Tuesday, July 13, 2004


Romney area residents Joe Crawford and Larry Brown met at the Bottling Works today to add some extra baffles and run some sound tests.

As Larry explains, "Taking a large warehouse space and making it suitable for music is more complex than simply filling the space with stuffy material that absorbs sound. Different materials absorb different kinds and different amounts of sound. Our task was to figure out precisely how much and what kind of absorptive material to use and then where and how to install it.
Our approach was to remove the objectionable reverberating sounds gradually. In this way, we could mold the sound characteristics of the space by adding different kinds of absorptive acoustic materials then run sound tests and add more specific material as needed. We knew we could not transform this warehouse space into a concert hall, but we wanted to get as much as we could out of the space, acoustically speaking. "

Larry prepared each corner area prior to installing an additional baffle.
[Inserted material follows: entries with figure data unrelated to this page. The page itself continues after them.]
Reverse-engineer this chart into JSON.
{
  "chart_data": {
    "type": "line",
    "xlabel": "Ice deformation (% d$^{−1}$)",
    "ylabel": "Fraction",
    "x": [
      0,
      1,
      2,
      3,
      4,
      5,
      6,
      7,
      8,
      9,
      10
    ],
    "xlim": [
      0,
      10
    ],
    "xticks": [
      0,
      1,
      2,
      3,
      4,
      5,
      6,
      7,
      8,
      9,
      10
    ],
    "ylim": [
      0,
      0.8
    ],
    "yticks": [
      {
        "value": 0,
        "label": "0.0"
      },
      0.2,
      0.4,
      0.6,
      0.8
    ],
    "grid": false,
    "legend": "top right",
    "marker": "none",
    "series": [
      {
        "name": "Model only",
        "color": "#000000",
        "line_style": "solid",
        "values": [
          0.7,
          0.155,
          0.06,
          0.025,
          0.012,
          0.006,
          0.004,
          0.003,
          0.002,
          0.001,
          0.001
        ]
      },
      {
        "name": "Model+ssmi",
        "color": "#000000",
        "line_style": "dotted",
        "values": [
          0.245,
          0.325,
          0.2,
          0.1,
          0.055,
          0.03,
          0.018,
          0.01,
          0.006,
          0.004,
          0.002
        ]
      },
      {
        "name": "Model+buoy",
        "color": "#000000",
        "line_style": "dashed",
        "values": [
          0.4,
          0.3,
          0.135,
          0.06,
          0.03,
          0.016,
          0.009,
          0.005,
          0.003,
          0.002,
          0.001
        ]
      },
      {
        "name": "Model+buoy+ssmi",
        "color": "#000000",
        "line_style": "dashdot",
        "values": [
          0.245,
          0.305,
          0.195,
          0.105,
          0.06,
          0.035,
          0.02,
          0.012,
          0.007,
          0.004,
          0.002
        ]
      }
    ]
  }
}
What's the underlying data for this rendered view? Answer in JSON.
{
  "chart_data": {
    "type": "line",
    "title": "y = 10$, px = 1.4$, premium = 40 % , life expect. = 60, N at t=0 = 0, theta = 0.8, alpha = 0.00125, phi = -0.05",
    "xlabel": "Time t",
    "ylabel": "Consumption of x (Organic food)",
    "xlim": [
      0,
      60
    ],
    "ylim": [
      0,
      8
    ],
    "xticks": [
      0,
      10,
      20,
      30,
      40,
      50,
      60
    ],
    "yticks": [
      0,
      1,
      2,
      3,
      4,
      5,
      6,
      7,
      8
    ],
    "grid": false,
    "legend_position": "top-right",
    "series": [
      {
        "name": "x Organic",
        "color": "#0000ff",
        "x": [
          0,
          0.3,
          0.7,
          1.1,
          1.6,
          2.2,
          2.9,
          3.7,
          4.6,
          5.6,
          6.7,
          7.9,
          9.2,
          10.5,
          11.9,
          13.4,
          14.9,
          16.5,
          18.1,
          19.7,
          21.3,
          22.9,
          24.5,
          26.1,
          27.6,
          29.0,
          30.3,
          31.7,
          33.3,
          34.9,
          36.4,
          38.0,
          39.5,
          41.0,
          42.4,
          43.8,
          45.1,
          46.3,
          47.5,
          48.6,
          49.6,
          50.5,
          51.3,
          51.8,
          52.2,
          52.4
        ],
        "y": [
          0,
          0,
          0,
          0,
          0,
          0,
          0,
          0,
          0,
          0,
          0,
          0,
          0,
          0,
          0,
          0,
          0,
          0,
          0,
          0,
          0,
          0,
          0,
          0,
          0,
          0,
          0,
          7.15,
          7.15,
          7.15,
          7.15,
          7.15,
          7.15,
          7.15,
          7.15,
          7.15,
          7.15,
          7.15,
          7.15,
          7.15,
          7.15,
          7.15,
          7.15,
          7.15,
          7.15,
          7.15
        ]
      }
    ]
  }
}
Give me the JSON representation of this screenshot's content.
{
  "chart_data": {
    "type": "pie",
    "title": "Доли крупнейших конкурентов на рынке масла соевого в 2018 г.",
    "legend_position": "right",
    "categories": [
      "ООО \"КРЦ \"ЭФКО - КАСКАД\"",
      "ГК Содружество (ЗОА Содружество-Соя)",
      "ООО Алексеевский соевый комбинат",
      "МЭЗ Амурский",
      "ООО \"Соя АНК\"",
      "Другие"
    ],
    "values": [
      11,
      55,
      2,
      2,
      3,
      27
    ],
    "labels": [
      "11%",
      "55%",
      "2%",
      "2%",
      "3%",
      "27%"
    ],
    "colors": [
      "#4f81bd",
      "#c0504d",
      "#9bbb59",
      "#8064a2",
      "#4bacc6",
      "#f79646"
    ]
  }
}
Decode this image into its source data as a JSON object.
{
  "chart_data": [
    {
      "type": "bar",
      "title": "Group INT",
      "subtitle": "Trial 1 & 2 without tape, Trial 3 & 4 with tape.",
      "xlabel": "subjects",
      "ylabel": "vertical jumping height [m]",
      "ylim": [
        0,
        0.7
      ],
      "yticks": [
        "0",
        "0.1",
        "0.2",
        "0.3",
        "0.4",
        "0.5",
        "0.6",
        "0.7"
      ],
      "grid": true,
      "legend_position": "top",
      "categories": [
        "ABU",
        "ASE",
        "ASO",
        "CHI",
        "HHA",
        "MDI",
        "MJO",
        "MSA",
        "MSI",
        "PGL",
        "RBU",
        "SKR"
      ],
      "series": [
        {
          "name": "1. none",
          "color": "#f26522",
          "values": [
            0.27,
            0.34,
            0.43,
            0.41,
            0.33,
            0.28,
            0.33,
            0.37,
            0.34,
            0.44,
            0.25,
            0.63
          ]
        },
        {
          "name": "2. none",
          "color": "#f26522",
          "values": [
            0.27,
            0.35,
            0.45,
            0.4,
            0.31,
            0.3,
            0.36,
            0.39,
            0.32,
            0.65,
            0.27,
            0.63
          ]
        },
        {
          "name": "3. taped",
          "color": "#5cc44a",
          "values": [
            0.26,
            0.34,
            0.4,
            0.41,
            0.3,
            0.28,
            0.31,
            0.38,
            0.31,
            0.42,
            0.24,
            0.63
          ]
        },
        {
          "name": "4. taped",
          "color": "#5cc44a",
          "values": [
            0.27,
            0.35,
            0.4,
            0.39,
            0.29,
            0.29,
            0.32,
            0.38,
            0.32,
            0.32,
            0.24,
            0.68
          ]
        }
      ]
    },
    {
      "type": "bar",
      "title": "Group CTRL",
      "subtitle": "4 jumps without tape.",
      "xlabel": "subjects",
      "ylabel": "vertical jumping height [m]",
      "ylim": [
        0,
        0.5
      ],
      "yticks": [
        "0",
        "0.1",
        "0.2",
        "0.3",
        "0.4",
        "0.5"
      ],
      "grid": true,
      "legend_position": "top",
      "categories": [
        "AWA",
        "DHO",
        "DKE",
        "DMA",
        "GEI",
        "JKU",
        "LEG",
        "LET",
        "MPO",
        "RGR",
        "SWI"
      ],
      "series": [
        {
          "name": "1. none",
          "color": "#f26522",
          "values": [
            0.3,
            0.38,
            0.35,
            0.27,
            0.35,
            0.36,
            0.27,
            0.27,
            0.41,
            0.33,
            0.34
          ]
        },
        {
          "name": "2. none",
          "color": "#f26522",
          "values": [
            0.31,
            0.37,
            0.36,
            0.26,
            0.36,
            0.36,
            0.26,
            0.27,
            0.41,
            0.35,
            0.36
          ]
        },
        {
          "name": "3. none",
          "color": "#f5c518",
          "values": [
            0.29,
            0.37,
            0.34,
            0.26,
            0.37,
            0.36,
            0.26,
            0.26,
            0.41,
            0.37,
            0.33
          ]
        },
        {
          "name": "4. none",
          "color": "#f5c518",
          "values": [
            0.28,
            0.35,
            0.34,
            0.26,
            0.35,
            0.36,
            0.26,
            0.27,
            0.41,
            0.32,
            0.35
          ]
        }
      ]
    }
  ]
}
First he moved the AWPD (read further for an explanation of this device).


Then he climbed to up to the ceiling to clear away extraneous materials .

A commercially purchased baffle was ready to hang.





The next picture shows a close-up view of the textures on the commercial baffle and the Joe-and-Larry devised AWPD.


Larry continues, "We used three different materials to absorb sound. Carpet for high frequencies, open cell melamine hanging foam baffles for mid range sound and thick compressed fiberglass insulation for low frequency sound. Our greatest challenge was reducing low frequencies, which are hard to control in a large warehouse. My technical advisor, Joe Crawford (Stony Mountain Recording Studio), gave me the technical criteria needed to solve the problem and I set out to invent a suitable fixture. I manufactured 14 tall, hollow, freestanding fixtures with a curved surface, which I named, “Arched Wave Pattern Diffuser” or AWPD’s. I then filled them with ever increasing amounts of fiberglass insulation until we arrived at the sound quality that we were looking for."


The back view of an AWPD shows the rolls of fiberglass secured by strips of particle board.


Once the extra baffles were in place, Joe and Larry set up their sound equipment.


A reference microphone stands on top a table.


Joe's laptop computer shows a three dimensional graph of the sounds produced when they played a CD.

As Larry asserts, "The project has been a very satisfying sonic adventure and should provide suitable acoustics for musical events far into the future."